Rates for mortgages, which make up 71 percent of consumer debt, have averaged 6.57 percent this year, the lowest in 31 years of record keeping.
``It's not a disaster'' now, said David Wyss, chief economist at Standard & Poor's in New York. Making payments ``will be a problem when interest rates start going up.''
Impact of Rates
Debt-service payments including mortgages have risen above 14 percent of disposable income and remained there since the economy slipped into recession last year. The last time the ratio rose above that mark was the second quarter of 1987, when the U.S. was in the midst of an eight-year expansion.
The sequence of economic turns after mid-1987 shows why some economists are concerned today.
In the late 1980s, household debt rose above 75 percent of disposable incomes (today, it stands at a record 100 percent). In 1987, Fed policy makers' target rate for overnight loans between banks ranged from 6 percent to 7.31 percent.
In 1988, the Fed began to raise rates, boosting its target to 9.81 percent by May 1989, economists said. Consumer spending posted back-to-back declines in the fourth quarter of 1990 and the first three months of 1991. By July 1990, the country was in recession.
Consumers carried $3.7 trillion in credit card, mortgage and other household debt in the early 1990s, according to Fed figures.
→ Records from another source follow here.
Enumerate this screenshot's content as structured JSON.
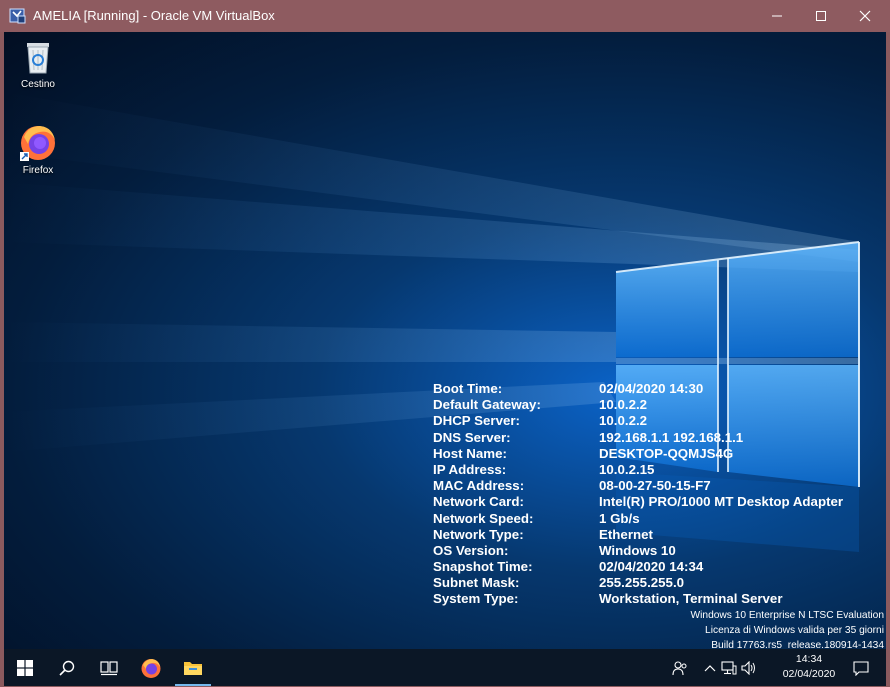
{
  "window": {
    "title": "AMELIA [Running] - Oracle VM VirtualBox",
    "titlebar_color": "#8e5b60"
  },
  "desktop": {
    "icons": [
      {
        "label": "Cestino",
        "icon": "recycle-bin-icon"
      },
      {
        "label": "Firefox",
        "icon": "firefox-icon"
      }
    ]
  },
  "bginfo": {
    "rows": [
      {
        "key": "Boot Time:",
        "value": "02/04/2020 14:30"
      },
      {
        "key": "Default Gateway:",
        "value": "10.0.2.2"
      },
      {
        "key": "DHCP Server:",
        "value": "10.0.2.2"
      },
      {
        "key": "DNS Server:",
        "value": "192.168.1.1 192.168.1.1"
      },
      {
        "key": "Host Name:",
        "value": "DESKTOP-QQMJS4G"
      },
      {
        "key": "IP Address:",
        "value": "10.0.2.15"
      },
      {
        "key": "MAC Address:",
        "value": "08-00-27-50-15-F7"
      },
      {
        "key": "Network Card:",
        "value": "Intel(R) PRO/1000 MT Desktop Adapter"
      },
      {
        "key": "Network Speed:",
        "value": "1 Gb/s"
      },
      {
        "key": "Network Type:",
        "value": "Ethernet"
      },
      {
        "key": "OS Version:",
        "value": "Windows 10"
      },
      {
        "key": "Snapshot Time:",
        "value": "02/04/2020 14:34"
      },
      {
        "key": "Subnet Mask:",
        "value": "255.255.255.0"
      },
      {
        "key": "System Type:",
        "value": "Workstation, Terminal Server"
      }
    ]
  },
  "watermark": {
    "line1": "Windows 10 Enterprise N LTSC Evaluation",
    "line2": "Licenza di Windows valida per 35 giorni",
    "line3": "Build 17763.rs5_release.180914-1434"
  },
  "taskbar": {
    "buttons": [
      "start-icon",
      "search-icon",
      "task-view-icon",
      "firefox-icon",
      "file-explorer-icon"
    ],
    "tray": [
      "people-icon",
      "chevron-up-icon",
      "network-icon",
      "volume-icon",
      "notifications-icon"
    ],
    "clock_time": "14:34",
    "clock_date": "02/04/2020",
    "accent": "#76b9ed"
  }
}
That compares with a total of $8.2 trillion in the third quarter of this year, up from $7.4 trillion the same period a year ago.
`A Land Mine'
``This is like a land mine,'' said Christopher Low, chief economist at FTN Financial in New York, the securities unit of First Tennessee National Corp. The bank is the fourth-largest underwriter of debt for agencies such as Fannie Mae and Freddie Mac. ``It's sitting out there. It hasn't blown up yet, but if interest rates go up, the more likely the land mine will explode.''
That could happen as early as the middle of next year, Low said.
Businesses have been slow to hire amid a weak recovery. Almost 1.6 million jobs have been lost since the start of last year's recession. Personal income, which was 4.1 percent higher in October than the same month a year ago, may weaken in 2003 as a result of rising unemployment, Low said.
Consumer Concern
Americans filed 391,873 personal bankruptcies from July to September, 0.2 percent more than in the previous three months and the most for any quarter since the Administrative Office of the U.S. Courts began keeping records. That brought the number of such filings over the 12 months ended in September to an all-time high of 1.55 million.
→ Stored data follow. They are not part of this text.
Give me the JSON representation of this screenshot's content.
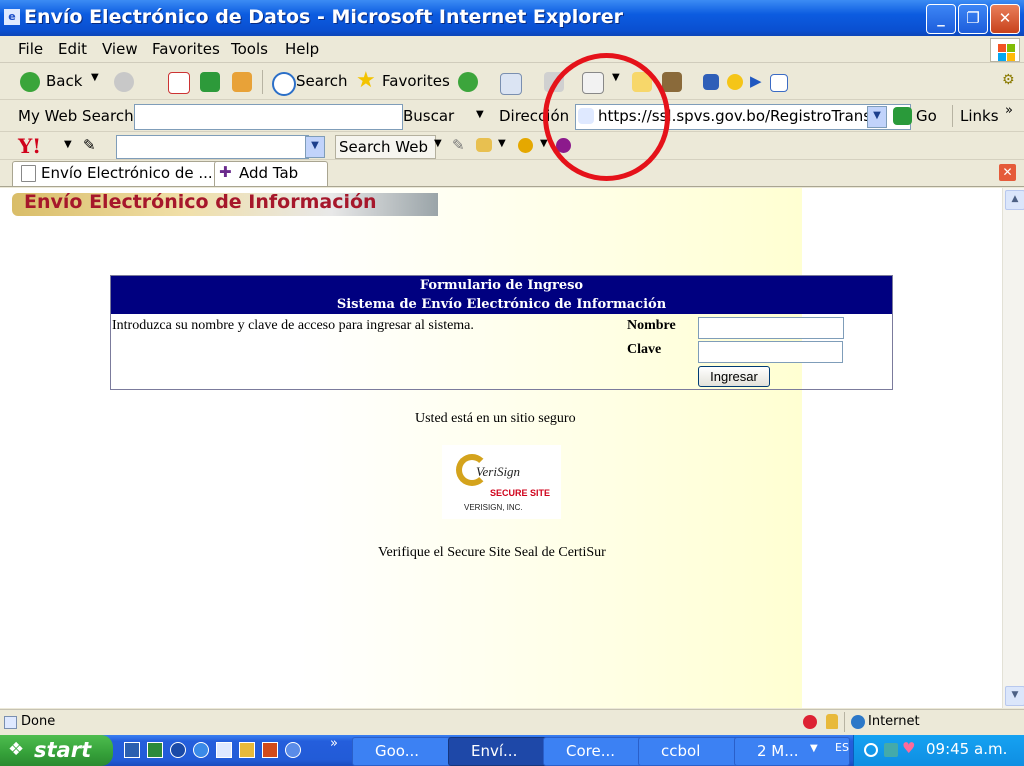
{
  "window": {
    "title": "Envío Electrónico de Datos - Microsoft Internet Explorer"
  },
  "menu": [
    "File",
    "Edit",
    "View",
    "Favorites",
    "Tools",
    "Help"
  ],
  "toolbar": {
    "back": "Back",
    "search": "Search",
    "favorites": "Favorites"
  },
  "searchbar": {
    "label": "My Web Search",
    "buscar": "Buscar",
    "address_label": "Dirección",
    "url": "https://ssl.spvs.gov.bo/RegistroTransf",
    "go": "Go",
    "links": "Links"
  },
  "yahoo": {
    "logo": "Y!",
    "search_web": "Search Web"
  },
  "tabs": {
    "active": "Envío Electrónico de ...",
    "add": "Add Tab"
  },
  "page": {
    "header": "Envío Electrónico de Información",
    "form": {
      "title1": "Formulario de Ingreso",
      "title2": "Sistema de Envío Electrónico de Información",
      "instructions": "Introduzca su nombre y clave de acceso para ingresar al sistema.",
      "name_label": "Nombre",
      "key_label": "Clave",
      "submit": "Ingresar"
    },
    "secure_text": "Usted está en un sitio seguro",
    "seal": {
      "brand": "VeriSign",
      "secure": "SECURE SITE",
      "company": "VERISIGN, INC."
    },
    "verify_text": "Verifique el Secure Site Seal de CertiSur"
  },
  "status": {
    "text": "Done",
    "zone": "Internet"
  },
  "taskbar": {
    "start": "start",
    "tasks": [
      "Goo...",
      "Enví...",
      "Core...",
      "ccbol",
      "2 M..."
    ],
    "lang": "ES",
    "clock": "09:45 a.m."
  },
  "colors": {
    "header_bg": "#000080",
    "title_text": "#a6172b",
    "annotation": "#e5121a"
  }
}
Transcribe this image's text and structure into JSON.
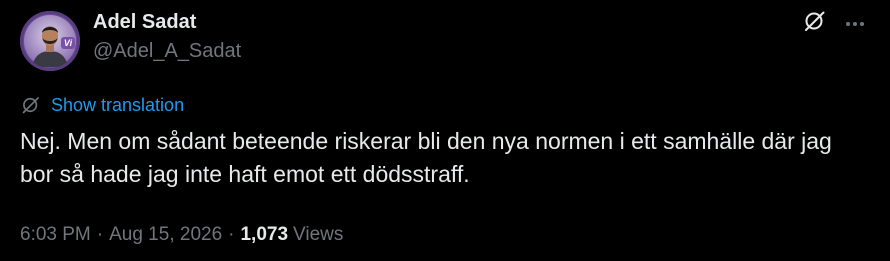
{
  "author": {
    "display_name": "Adel Sadat",
    "handle": "@Adel_A_Sadat",
    "avatar_badge": "Vi"
  },
  "actions": {
    "grok_icon": "grok-icon",
    "more_icon": "more-horizontal-icon"
  },
  "translation": {
    "label": "Show translation"
  },
  "tweet": {
    "text": "Nej. Men om sådant beteende riskerar bli den nya normen i ett samhälle där jag bor så hade jag inte haft emot ett dödsstraff."
  },
  "meta": {
    "time": "6:03 PM",
    "separator": "·",
    "date": "Aug 15, 2026",
    "views_count": "1,073",
    "views_label": "Views"
  },
  "colors": {
    "background": "#000000",
    "primary_text": "#e7e9ea",
    "secondary_text": "#71767b",
    "accent": "#1d9bf0",
    "avatar_ring": "#6a4c93"
  }
}
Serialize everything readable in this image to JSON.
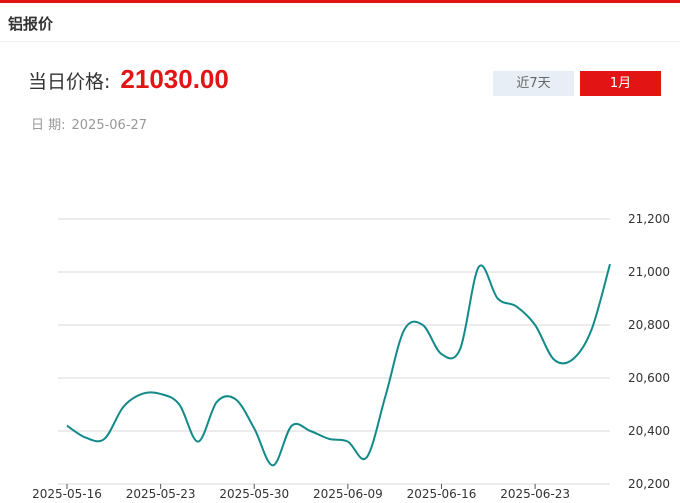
{
  "panel": {
    "title": "铝报价"
  },
  "price": {
    "label": "当日价格:",
    "value": "21030.00"
  },
  "date": {
    "label": "日  期:",
    "value": "2025-06-27"
  },
  "range_buttons": [
    {
      "label": "近7天",
      "active": false
    },
    {
      "label": "1月",
      "active": true
    }
  ],
  "colors": {
    "accent": "#e31414",
    "line": "#138a8a",
    "grid": "#d9d9d9",
    "inactive_button": "#e7eef6"
  },
  "chart_data": {
    "type": "line",
    "title": "",
    "xlabel": "",
    "ylabel": "",
    "ylim": [
      20200,
      21200
    ],
    "yticks": [
      20200,
      20400,
      20600,
      20800,
      21000,
      21200
    ],
    "ytick_labels": [
      "20,200",
      "20,400",
      "20,600",
      "20,800",
      "21,000",
      "21,200"
    ],
    "xtick_labels": [
      "2025-05-16",
      "2025-05-23",
      "2025-05-30",
      "2025-06-09",
      "2025-06-16",
      "2025-06-23"
    ],
    "xtick_index": [
      0,
      5,
      10,
      15,
      20,
      25
    ],
    "grid": true,
    "series": [
      {
        "x": [
          "2025-05-16",
          "2025-05-19",
          "2025-05-20",
          "2025-05-21",
          "2025-05-22",
          "2025-05-23",
          "2025-05-26",
          "2025-05-27",
          "2025-05-28",
          "2025-05-29",
          "2025-05-30",
          "2025-06-03",
          "2025-06-04",
          "2025-06-05",
          "2025-06-06",
          "2025-06-09",
          "2025-06-10",
          "2025-06-11",
          "2025-06-12",
          "2025-06-13",
          "2025-06-16",
          "2025-06-17",
          "2025-06-18",
          "2025-06-19",
          "2025-06-20",
          "2025-06-23",
          "2025-06-24",
          "2025-06-25",
          "2025-06-26",
          "2025-06-27"
        ],
        "values": [
          20420,
          20375,
          20370,
          20490,
          20540,
          20540,
          20500,
          20360,
          20510,
          20520,
          20410,
          20270,
          20420,
          20400,
          20370,
          20360,
          20300,
          20530,
          20780,
          20800,
          20690,
          20710,
          21020,
          20900,
          20870,
          20800,
          20670,
          20670,
          20780,
          21030
        ]
      }
    ]
  }
}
And while home buying and refinancing are setting records because of low rates, mortgage foreclosures in the second quarter rose to 0.4 percent, the highest in at least three decades, the Mortgage Bankers Association of America said. Delinquencies rose in the April-to-June period to 4.77 percent, close to a 10-year high.
More people are becoming worried, a survey of 1,000 Americans conducted in early November found. When asked their level of concern ``about meeting your monthly payments on all types of debt, other than your mortgage,'' 30 percent chose ``very concerned,'' up from 19 percent a year ago, according to the survey sponsors, the Consumer Federation of America and the Credit Union National Association.
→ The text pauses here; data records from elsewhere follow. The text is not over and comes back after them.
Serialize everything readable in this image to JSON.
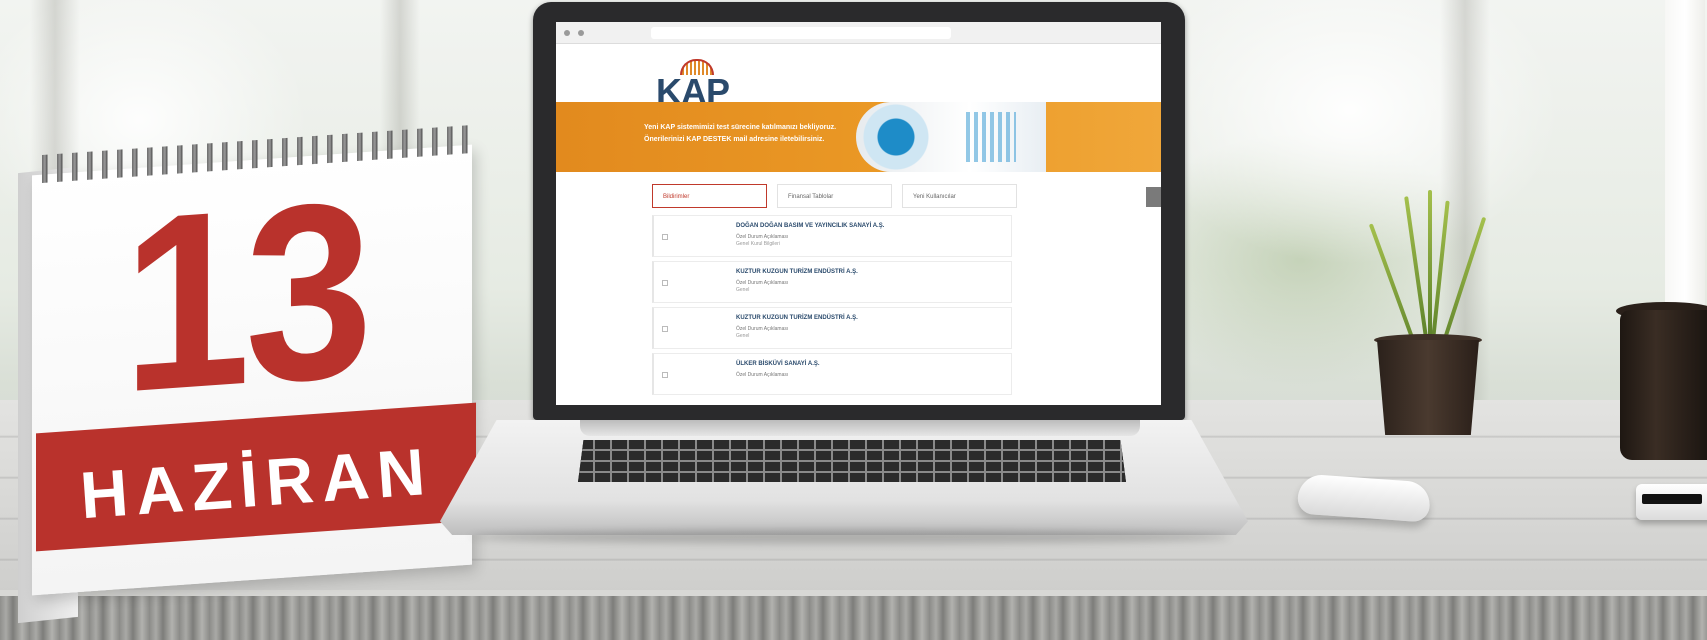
{
  "calendar": {
    "day": "13",
    "month": "HAZİRAN"
  },
  "screen": {
    "logo": "KAP",
    "banner_line1": "Yeni KAP sistemimizi test sürecine katılmanızı bekliyoruz.",
    "banner_line2": "Önerilerinizi KAP DESTEK mail adresine iletebilirsiniz.",
    "tabs": [
      "Bildirimler",
      "Finansal Tablolar",
      "Yeni Kullanıcılar"
    ],
    "rows": [
      {
        "title": "DOĞAN DOĞAN BASIM VE YAYINCILIK SANAYİ A.Ş.",
        "sub": "Özel Durum Açıklaması",
        "sub2": "Genel Kurul Bilgileri"
      },
      {
        "title": "KUZTUR KUZGUN TURİZM ENDÜSTRİ A.Ş.",
        "sub": "Özel Durum Açıklaması",
        "sub2": "Genel"
      },
      {
        "title": "KUZTUR KUZGUN TURİZM ENDÜSTRİ A.Ş.",
        "sub": "Özel Durum Açıklaması",
        "sub2": "Genel"
      },
      {
        "title": "ÜLKER BİSKÜVİ SANAYİ A.Ş.",
        "sub": "Özel Durum Açıklaması",
        "sub2": ""
      }
    ]
  }
}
Elson, who works at a company that manages employee stock ownership plans, reached that point in July, when she joined a credit-counseling group to help eliminate the mountain of bills. So far, she has paid off $300 on one store card and is whittling away at $20,500 remaining on at least six others as well as $3,000 in student loans. She cut her spending by $500 a month to meet a two-year goal of being debt free.
``It really does pay to look at every penny,'' she said.